1 Wir wissen: Wenn unser irdisches Zelt abgebrochen wird, dann haben wir einen Bau von Gott erbaut, ein nicht von Menschenhand errichtetes ewiges Haus im Himmel.
2 Darum stöhnen wir und sehnen uns danach, mit dem himmlischen Haus überkleidet zu werden.
3 So bekleidet, werden wir nicht nackt erscheinen.
4 Solange wir nämlich in diesem Zelt leben, stöhnen wir unter schwerem Druck, weil wir nicht entkleidet, sondern überkleidet werden möchten, damit das Sterbliche verschlungen werde vom Leben.
5 Der uns aber dazu bereitet hat, das ist Gott, der uns auch als ersten Anteil den Geist gegeben hat.
6 So sind wir allezeit getrost und wissen, dass wir fern vom Herrn in der Fremde leben, solange wir in diesem Leib zu Hause sind;
7 denn wir wandeln im Glauben, nicht im Schauen.
8 Wir sind aber getrost und begehren sehr, aus dem Leib auszuwandern und daheim beim Herrn zu sein.
9 Darum suchen wir unsere Ehre darin, ihm zu gefallen, ob wir daheim oder in der Fremde sind.
10 Denn wir alle müssen offenbar werden vor dem Richterstuhl Christi, damit jeder seinen Lohn empfängt für das Gute oder Böse, das er im irdischen Leben getan hat. (2. Kor. 5, 1-10. Einheitsübersetzung und Luther 2017)
„Wir denken heute an die Opfer von Gewalt und Krieg!“ – das sind die ersten Worte des Totengedenkens, das heute am Volkstrauertag an zahlreichen Orten begangen wird.
„Wir denken heute an die Opfer von Gewalt und Krieg“, sich bewusst zu machen, dass Krieg immer Tod bedeutet, Menschenleben vernichtet, tiefe Wunden schlägt, über Generationen hinweg sind der Grund dieses jährlichen Gedenktages. Das Gedenken wird getragen von der Hoffnung, dass es dem Frieden auf der Welt hilft, sich an die schrecklichen Folgen von Krieg zu erinnern. Nie wieder! Nie wieder soll es so sein. So gesehen ist das Erinnern, das Gedenken ein Tun für den Frieden.
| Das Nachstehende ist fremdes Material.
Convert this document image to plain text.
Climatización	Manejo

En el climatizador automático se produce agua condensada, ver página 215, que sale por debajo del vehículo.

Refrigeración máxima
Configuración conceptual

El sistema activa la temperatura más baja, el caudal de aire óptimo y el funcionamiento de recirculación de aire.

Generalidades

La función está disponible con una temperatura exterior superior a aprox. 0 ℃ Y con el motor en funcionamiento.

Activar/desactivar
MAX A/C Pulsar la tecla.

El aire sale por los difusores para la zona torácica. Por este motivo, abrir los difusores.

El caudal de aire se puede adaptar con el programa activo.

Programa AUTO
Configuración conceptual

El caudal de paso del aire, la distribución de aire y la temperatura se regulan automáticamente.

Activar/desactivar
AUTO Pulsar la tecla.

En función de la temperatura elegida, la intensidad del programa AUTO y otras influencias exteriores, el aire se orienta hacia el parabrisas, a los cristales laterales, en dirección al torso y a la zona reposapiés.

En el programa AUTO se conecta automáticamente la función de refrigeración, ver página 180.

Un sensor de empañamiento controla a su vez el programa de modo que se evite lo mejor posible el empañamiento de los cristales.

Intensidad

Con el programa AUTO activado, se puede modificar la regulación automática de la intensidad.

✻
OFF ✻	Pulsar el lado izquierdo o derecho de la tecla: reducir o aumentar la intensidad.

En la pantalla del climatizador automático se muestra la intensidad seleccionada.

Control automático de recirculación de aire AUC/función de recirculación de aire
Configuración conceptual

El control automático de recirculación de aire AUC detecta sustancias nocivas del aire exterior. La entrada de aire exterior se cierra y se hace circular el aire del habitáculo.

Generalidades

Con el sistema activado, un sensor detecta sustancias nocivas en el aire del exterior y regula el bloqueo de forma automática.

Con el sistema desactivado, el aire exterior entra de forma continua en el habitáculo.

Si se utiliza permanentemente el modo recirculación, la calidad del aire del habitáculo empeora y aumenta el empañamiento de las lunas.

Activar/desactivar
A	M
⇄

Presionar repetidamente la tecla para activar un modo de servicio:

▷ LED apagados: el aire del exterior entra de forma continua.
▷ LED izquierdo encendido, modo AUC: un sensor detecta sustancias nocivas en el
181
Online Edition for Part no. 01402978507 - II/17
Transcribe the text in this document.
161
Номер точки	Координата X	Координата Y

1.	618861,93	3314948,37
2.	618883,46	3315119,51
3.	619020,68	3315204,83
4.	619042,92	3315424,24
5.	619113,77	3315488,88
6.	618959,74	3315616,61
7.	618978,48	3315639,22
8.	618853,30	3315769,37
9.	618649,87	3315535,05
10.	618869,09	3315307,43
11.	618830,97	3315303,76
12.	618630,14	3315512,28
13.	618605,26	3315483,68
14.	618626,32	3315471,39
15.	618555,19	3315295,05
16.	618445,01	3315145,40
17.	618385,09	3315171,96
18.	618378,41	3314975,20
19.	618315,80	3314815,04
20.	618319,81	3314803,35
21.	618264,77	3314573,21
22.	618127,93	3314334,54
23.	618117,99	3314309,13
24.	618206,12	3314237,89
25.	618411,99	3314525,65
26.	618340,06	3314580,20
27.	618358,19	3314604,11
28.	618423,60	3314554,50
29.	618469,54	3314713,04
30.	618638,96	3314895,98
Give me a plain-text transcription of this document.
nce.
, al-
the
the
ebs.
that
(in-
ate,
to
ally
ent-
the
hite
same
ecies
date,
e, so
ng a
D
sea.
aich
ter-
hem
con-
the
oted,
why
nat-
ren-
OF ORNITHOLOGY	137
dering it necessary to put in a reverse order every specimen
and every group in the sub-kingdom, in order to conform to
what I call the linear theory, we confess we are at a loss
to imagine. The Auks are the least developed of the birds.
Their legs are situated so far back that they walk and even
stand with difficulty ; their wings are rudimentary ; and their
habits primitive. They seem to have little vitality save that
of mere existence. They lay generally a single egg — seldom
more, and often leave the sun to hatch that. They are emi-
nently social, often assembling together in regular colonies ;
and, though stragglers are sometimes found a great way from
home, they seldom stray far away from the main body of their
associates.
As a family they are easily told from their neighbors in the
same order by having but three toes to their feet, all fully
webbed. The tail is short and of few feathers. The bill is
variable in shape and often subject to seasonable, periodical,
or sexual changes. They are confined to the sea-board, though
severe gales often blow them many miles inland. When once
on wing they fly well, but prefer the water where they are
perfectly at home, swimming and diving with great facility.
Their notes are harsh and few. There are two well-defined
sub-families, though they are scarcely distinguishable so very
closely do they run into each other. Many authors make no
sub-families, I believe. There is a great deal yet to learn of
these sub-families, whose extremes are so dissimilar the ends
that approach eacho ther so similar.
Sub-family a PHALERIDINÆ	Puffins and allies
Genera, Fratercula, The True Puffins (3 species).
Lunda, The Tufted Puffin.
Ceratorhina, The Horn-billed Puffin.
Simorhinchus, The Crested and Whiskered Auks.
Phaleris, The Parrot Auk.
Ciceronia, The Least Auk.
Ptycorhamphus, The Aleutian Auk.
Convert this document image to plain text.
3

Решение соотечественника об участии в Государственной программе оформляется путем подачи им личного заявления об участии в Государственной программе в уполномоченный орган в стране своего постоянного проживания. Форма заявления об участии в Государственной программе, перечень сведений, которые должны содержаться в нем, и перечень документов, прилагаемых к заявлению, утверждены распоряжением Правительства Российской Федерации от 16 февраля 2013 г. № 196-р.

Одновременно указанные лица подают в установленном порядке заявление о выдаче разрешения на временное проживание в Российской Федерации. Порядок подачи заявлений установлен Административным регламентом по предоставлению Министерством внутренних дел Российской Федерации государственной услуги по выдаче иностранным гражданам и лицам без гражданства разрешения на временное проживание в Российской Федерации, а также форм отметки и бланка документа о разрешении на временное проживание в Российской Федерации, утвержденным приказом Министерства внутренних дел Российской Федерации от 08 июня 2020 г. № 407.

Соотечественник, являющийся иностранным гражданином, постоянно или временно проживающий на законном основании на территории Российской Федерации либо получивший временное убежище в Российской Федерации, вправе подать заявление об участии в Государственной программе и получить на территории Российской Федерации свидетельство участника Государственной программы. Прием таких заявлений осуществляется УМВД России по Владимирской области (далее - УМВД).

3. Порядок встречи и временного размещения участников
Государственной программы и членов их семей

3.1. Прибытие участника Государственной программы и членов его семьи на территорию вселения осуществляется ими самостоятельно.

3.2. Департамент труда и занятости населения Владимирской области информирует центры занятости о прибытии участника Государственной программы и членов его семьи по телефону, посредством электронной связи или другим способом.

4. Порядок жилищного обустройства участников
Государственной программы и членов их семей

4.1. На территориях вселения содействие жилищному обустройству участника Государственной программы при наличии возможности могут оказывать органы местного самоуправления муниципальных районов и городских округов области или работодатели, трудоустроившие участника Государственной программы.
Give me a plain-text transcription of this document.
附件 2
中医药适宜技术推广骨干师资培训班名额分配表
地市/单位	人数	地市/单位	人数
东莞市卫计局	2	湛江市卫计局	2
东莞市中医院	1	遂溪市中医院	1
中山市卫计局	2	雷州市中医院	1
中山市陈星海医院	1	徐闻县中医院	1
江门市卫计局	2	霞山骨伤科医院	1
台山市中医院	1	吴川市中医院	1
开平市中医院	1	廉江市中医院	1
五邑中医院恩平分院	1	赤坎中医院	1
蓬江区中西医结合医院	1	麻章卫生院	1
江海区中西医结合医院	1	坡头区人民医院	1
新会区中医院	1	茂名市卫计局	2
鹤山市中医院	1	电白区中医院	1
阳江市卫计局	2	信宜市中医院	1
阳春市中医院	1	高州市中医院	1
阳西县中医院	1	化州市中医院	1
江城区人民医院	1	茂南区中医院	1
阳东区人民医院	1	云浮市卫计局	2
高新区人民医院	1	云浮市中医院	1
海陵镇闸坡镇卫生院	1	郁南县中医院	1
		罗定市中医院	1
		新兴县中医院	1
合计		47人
„Unser Leben steht im Zeichen der Hoffnung auf Versöhnung unter den Menschen und Völkern, und unsere Verantwortung gilt dem Frieden unter den Menschen hier und in der ganzen Welt.“ – mit diesen Worten endet das Totengedenken.
Erinnern heißt Verantwortung für den Frieden zu übernehmen. Ist ein Tun für den Frieden.
Leicht ist das nicht. Jedes Erinnern, jeder Blick auf die Schrecken vergangener Kriege hält mir vor Augen, dass jetzt gerade irgendwo Krieg ist. Menschen sterben. In diesem Moment. Es ist zum Heulen und Verzweifeln. Frieden scheint in der Welt nicht möglich zu sein, auf Dauer schon gar nicht. Das macht Verantwortung für den Frieden schwer. Was kann ich tun?
Stöhnen und sehnen - zwei Worte zum Weiterdenken, die ich mir aus dem Brief des Paulus an die Gemeinde in Korinth zur Seite nehme. Paulus schreibt: Darum stöhnen wir und sehnen uns danach, mit dem himmlischen Haus überkleidet zu werden, [...] damit das Sterbliche verschlungen werde vom Leben.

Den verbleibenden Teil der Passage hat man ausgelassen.